By the end of the third novel in the series, Anne learns that the purpose of imagination is not to escape from reality but to better it. She doesn’t cling to ideals of “diamond sunbursts and marble halls” and she doesn’t think that she can only be content in reality if she obtains the best that she can imagine.
Instead, her imagination colors her present circumstances. In the start of the third book, Montgomery writes: “In imagination she sailed over storied seas that wash the distant shining shores of ‘faery lands forlorn.’ ... [S]he was richer in those dreams than in realities; for things seen pass away, but the things that are unseen are eternal.”

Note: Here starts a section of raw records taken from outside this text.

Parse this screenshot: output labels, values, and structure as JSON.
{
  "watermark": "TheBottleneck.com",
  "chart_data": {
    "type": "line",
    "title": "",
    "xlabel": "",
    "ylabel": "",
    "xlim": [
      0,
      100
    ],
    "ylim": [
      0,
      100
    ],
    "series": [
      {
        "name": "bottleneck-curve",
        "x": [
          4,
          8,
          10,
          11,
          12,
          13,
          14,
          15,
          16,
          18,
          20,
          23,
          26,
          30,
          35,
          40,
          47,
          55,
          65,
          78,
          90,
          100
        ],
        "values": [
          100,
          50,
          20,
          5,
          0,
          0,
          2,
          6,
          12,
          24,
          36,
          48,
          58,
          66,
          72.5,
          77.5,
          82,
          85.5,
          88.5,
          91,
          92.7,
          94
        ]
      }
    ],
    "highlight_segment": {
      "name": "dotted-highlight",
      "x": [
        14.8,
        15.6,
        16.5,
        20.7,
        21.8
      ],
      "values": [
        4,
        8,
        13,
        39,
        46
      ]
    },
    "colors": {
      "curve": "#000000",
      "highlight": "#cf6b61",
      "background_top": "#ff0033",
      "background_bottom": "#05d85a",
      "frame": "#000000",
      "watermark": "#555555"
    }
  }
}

By the end of the book, as Anne beholds the landscape before her, Montgomery writes, “‘I think,’ said Anne softly, ‘that “the land where dreams come true” is in the blue haze yonder, over that little valley.’”
No longer does Anne look to distant, imagined worlds for fulfillment and happiness; her dreams take place within her own world, and she betters it by sharing her observation of its beauty with others.
Just as Gilbert hopes to “add a little to the sum of human knowledge,” Anne strives to “add some beauty to life, ... to have some little joy or happy thought that would never have existed if I hadn’t been born,” and in both missions, imagination serves to open new pathways to knowledge, and to craft new lenses through which beauty might be discovered.